Metteur en scène de cinéma, producteur et animateur d’émissions de télévision et de radio, Frédéric Mitterrand est commissaire général pour la France de \"Bohemia Magica, une Saison tchèque en France\", un ensemble de manifestations qui se déroulent dans notre pays jusqu’en décembre. Il commente l’actualité.
Comment avez-vous accueilli la nomination de Jean-Jacques Aillagon au ministère de la Culture ?
Si l’on devait simplifier, on dirait qu’ils ont trouvé leur Lang de droite. Avec des gens de la qualité de Lang ou d’Aillagon, les clivages idéologiques me paraissent tout à fait secondaires.
Lors du Festival de Cannes, le ministre a laissé entendre que le projet de la Maison du cinéma pouvait encore être remis en question, notamment pour ce qui est du choix entre les sites de Bercy et du Palais de Chaillot. Quelle est votre position sur ce dossier ?
Je n’en ai pas, c’est trop compliqué. C’est ingérable. Je trouvais que le projet de Bercy était très bon, que le bâtiment se prêtait merveilleusement bien, à cause de son architecture post-moderne expressionniste, à l’idée d’une Maison du cinéma, même s’il était peut-être un peu petit. Les rapports entre ce projet de Maison du cinéma et la Cinémathèque sont incompréhensibles. C’est un sac de nœuds avec des passions diverses et anciennes, des conflits, des intrigues. La seule idée que j’aie, c’est qu’il faut d’abord dépassionner ce débat, que l’on n’arrive à rien avec cette espèce d’abcès purulent depuis vingt ans. Résultat, la Cinémathèque campe, elle n’est plus visible, on ne sait plus où elle est. Les jeunes ont totalement perdu l’habitude de s’y rendre. Dans une ville comme Paris, qui a une vocation cinéphilique considérable, quelque chose ne marche pas. En revanche, les cinémathèques de substitution que sont le Forum des images, la cinémathèque de Beaubourg, celle de l’Institut du monde arabe, toutes celles-là fonctionnent. Il faut d’abord dépassionner le débat. Le problème est d’avoir un navire amiral qui emporte tout le reste et qui définisse un climat ou une atmosphère culturelle. Ce navire amiral n’existe pas.

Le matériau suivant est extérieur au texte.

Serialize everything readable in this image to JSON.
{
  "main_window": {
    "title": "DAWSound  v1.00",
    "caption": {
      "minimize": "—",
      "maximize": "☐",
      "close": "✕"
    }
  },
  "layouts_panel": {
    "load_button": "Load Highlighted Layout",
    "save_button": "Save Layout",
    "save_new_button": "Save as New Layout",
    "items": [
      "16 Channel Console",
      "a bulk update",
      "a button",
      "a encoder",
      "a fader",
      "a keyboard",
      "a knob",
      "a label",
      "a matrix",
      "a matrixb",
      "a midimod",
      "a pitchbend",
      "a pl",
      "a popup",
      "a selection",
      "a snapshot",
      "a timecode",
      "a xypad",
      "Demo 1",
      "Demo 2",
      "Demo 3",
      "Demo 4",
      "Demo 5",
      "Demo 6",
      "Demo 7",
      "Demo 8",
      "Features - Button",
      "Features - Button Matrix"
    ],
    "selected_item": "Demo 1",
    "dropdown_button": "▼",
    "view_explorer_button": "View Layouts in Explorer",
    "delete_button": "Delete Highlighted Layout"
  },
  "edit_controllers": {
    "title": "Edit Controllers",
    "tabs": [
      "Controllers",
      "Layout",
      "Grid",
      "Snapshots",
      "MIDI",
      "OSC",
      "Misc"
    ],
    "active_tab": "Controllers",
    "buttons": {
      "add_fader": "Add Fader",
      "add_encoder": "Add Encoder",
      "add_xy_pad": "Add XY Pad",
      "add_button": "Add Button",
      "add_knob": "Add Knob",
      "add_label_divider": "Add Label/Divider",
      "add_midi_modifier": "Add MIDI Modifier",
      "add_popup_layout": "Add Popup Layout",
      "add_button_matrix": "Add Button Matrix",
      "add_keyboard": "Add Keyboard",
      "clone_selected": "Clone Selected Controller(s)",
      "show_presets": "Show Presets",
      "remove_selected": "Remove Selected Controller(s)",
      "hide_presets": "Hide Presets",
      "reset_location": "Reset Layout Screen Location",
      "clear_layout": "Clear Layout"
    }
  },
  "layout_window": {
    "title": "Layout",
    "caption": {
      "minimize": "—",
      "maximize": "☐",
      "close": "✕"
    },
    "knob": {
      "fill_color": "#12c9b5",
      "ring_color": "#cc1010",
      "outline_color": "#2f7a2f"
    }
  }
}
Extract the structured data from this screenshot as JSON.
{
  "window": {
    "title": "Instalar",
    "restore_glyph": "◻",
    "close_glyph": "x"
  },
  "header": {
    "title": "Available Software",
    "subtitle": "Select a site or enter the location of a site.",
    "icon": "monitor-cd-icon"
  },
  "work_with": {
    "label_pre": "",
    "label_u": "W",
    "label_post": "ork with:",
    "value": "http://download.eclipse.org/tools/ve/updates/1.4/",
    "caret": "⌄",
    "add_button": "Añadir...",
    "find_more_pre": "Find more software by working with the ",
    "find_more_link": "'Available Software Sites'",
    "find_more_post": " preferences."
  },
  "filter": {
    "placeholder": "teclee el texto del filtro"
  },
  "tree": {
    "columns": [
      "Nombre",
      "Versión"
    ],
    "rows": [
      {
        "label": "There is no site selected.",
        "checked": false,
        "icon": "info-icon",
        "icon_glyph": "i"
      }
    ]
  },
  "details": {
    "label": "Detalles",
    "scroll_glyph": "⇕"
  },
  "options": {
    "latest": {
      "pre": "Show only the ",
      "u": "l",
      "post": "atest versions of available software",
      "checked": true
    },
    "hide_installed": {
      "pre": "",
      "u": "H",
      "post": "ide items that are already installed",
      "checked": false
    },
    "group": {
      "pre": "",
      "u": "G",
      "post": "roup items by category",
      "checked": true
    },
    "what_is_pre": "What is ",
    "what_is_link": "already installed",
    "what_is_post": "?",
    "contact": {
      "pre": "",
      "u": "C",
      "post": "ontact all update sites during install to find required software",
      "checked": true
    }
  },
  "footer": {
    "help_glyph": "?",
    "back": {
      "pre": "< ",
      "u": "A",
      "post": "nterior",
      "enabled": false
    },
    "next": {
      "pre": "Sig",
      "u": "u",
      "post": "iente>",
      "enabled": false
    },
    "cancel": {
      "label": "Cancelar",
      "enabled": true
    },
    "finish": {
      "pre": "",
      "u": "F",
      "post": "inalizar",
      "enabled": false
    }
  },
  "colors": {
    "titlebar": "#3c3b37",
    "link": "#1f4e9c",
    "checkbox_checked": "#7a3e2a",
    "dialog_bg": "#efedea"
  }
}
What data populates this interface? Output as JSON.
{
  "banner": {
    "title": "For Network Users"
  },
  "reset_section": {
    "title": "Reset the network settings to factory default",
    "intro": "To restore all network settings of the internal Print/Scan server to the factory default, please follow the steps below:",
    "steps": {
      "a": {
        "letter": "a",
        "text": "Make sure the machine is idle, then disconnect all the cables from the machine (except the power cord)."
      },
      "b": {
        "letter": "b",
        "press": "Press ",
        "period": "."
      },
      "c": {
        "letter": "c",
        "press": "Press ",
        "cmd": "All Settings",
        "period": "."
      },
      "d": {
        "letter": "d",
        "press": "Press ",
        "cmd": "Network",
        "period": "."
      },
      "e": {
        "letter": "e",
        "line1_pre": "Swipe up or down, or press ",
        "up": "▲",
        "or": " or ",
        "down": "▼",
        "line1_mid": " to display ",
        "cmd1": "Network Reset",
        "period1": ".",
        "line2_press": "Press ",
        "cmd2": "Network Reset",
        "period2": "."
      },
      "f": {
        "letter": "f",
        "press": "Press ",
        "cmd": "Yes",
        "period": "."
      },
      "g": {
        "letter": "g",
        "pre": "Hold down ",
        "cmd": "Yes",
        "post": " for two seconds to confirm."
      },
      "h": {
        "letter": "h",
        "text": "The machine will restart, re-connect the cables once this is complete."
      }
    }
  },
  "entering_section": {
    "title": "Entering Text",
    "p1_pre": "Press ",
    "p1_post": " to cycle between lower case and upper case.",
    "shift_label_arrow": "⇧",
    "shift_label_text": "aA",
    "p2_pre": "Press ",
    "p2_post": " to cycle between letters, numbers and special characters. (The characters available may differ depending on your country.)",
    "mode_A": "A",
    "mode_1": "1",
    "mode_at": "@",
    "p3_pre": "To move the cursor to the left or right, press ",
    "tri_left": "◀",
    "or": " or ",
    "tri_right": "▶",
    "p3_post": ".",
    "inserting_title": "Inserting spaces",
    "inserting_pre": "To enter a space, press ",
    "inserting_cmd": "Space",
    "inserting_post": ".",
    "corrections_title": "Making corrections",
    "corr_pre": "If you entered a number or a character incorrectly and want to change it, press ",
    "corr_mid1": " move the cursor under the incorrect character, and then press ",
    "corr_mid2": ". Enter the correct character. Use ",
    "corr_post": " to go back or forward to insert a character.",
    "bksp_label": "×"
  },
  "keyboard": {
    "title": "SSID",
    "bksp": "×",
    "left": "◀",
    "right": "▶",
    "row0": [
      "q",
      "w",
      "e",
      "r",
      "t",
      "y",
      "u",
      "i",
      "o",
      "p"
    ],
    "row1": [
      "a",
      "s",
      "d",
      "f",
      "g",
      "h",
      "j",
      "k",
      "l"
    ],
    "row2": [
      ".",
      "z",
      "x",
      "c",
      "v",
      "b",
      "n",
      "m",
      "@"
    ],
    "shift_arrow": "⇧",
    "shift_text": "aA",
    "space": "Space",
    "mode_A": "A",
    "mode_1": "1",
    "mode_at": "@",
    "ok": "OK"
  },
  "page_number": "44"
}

Êtes-vous allé voir les objets de la collection de la deuxième épouse du shah d’Iran, la princesse Sorya, mis en vente à Paris par l’étude Beaussant-Lefèvre ?
Non. J’ai trouvé le catalogue de la vente très bien fait et très émouvant, notamment à cause des photographies, des films... Mais, je suis davantage intéressé par des catalogues de véritables objets d’art plutôt que d’objets de luxe. Je ne vais pas dans les ventes, c’est une autre vie, un autre système, c’est trop compliqué.
Vous êtes le commissaire général pour la France de la Saison tchèque en France. Comment avez-vous vu évoluer les rapports culturels entre l’Est et l’Ouest depuis l’ouverture de l’ancien bloc soviétique ?
Il n’y a pas de règle générale. Bernard Faivre d’Arcier et les Hongrois se sont très bien entendus et l’organisation de cette Saison a été une opération agréable. Certains pays où l’on ne va pas assez souvent, comme la Roumanie, gagneraient beaucoup à être connus par le biais d’une saison. Il existe aussi des blocages et des difficultés que l’on ne soupçonne pas encore, qui viennent d’une gestion assez bureaucratique de la culture, là-bas et ici, sauf que nos bureaucraties culturelles sont différentes. En ce qui concerne la Saison tchèque, nous avons un très beau programme, très intéressant, mais il y a eu des points sur lesquels j’aurais souhaité aboutir et nous n’y sommes pas arrivés, comme la présentation de la collection Kramar que le Musée Picasso n’accueillera pas. Ce sont des problèmes qui relèvent d’une approche différente de la culture, de mentalités qui ne sont pas les mêmes. L’on avait déjà vu beaucoup de choses venant de Tchéquie, mais d’une manière éparse. Je crois que l’on va découvrir avec cette Saison ne cohérence et un déroulé historique. Et ceci remettra tout en place.
Niki de Saint Phalle vient de disparaître. Est-ce un travail que vous suiviez ?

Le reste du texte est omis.